Изменить размер шрифта - +
Наконец, в семь тридцать девять, с опозданием всего на девять минут, синьора Лугетти позвонила и сообщила, что будет очень скоро, минут через десять. Пришла она в начале девятого, беглым женским взглядом огляделась, села на короткий диванчик у журнального столика и сказала:

— Где же ваше прославленное вино?

Выпив, мы незаметно перешли на ты, пару минут мне даже казалось, что синьора Лугетти расслабилась настолько, что готова оказаться уже сегодня в моей постели, но это было совершенно неправильное заключение, сбой интуиции — во всяком случае, два часа беседы ни о чем и старательное умение синьоры Лугетти обходить любые вопросы, отвечать на которые у нее не было желания, убедили меня… нет, не в том, что Лючия была достойным соперником… она вовсе не стремилась меня в чем-то переиграть… эти два часа скорее убедили меня в том, что если у нее и есть какие-то скелеты в шкафу, то она сама старается о них забыть, затолкать подальше и не вспоминать до конца жизни.

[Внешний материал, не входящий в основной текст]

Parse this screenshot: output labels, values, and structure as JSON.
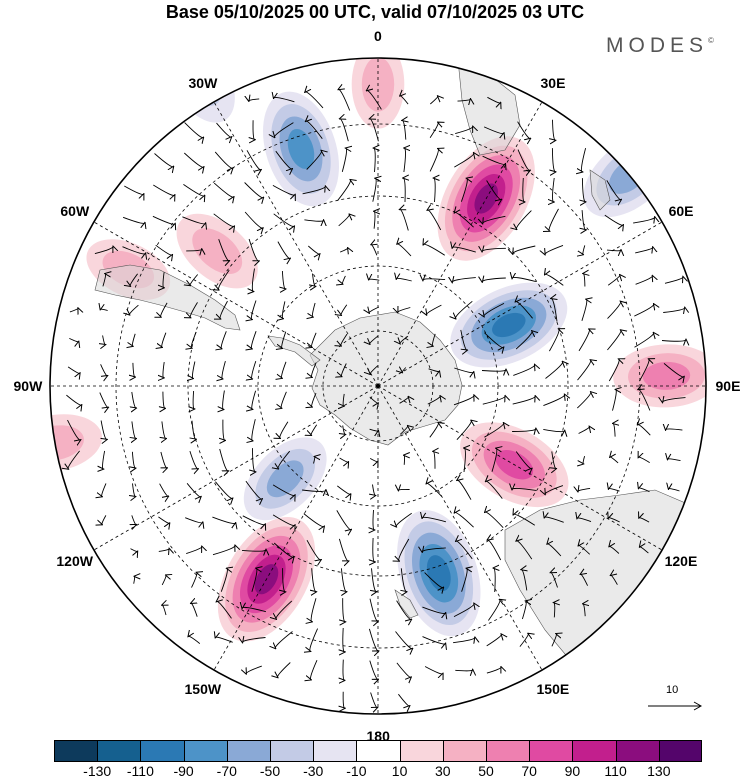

В десять она встала, прервав на середине свой же рассказ о студенте, забывшем после экзамена в столе плеер с полным курсом античной литературы, и сказала:

— Устала… Спасибо за приятный вечер, Джузеппе. Спокойной ночи.

И ушла, не сделав никакого намека на возможность еще одной встречи, я едва успел проводить ее до двери и спросить, могу ли завтра позвонить, чтобы…

Ответа я не дождался. Синьора Лугетти быстро прошла по коридору в свой номер и заперлась изнутри.

А я достал ноутбук и привел в порядок все услышанное, потому что, хотя разговор наш был по видимости совершенно сумбурным, но определенные выводы я, конечно, сделал.

Итак. Во-первых, в недавнем прошлом Лючия пережила сильнейшее потрясение, которое круто изменило ее жизнь. Похоже, что именно это потрясение, о сути которого я пока ничего не знал, заставило ее уйти от бедняги Вериано. Во-вторых, если и были в более глубоком прошлом Лючии криминальные события, то в ее памяти они следа не оставили — иначе я сумел бы что-то почувствовать, не намек даже, вряд ли она стала бы намекать на нечто ее компрометирующее, но о таких вещах я уже научился судить по интонации, с какой человек рассказывает о тех или иных фактах своей жизни, по взгляду, по движениям рук, а руки у Лючии были очень разговорчивыми, она не умела или не хотела следить за своими жестами, и я достаточно быстро стал понимать, когда она говорит правду, когда лукавит, а когда откровенно лжет по совершенно пока для меня непонятной причине.

Я узнал, что с Вериано Лючия познакомилась в университете, они раньше работали в одном корпусе, это потом она перешла в институт филологии. О, у них была великая любовь, но, как всякая великая любовь, отношения не могли долго продержаться на очень высоком уровне душевного безумия. Да, настоящая любовь — это безумие, болезнь, которая не лечится лекарствами, но зато прекрасно и довольно быстро излечивается самой жизнью, у которой для этого есть множество уловок. Какую из своих уловок жизнь припасла для Лючии и Вериано, я пока не знал, но понимал уже, что черная кошка, пока для меня безымянная, пробежала меж ними около года назад. Рассказывая именно о том времени, синьора Лючия менялась в лице и становилась похожа на статую римской аристократки, которую я как-то видел в Флорентийском музее, но имени которой не запомнил.

Если бы я имел возможность задавать Лючии вопросы, то выяснил бы, конечно, что произошло, и главное, почему ее собственный муж подозревают любимую в прошлом жену в ужасном преступлении. Но спрашивать я не мог, спрашивала Лючия, и мне весь вечер пришлось напрягаться, чтобы не отойти ни на миллиметр в сторону от легенды номер четыре, которую я принял на вооружение. Детский психолог, работающий в средней школе с трудными подростками. Гм… Холост. Любитель классической музыки и хорошего вина. И женщин, само собой — это не обсуждалось, поскольку считалось очевидным.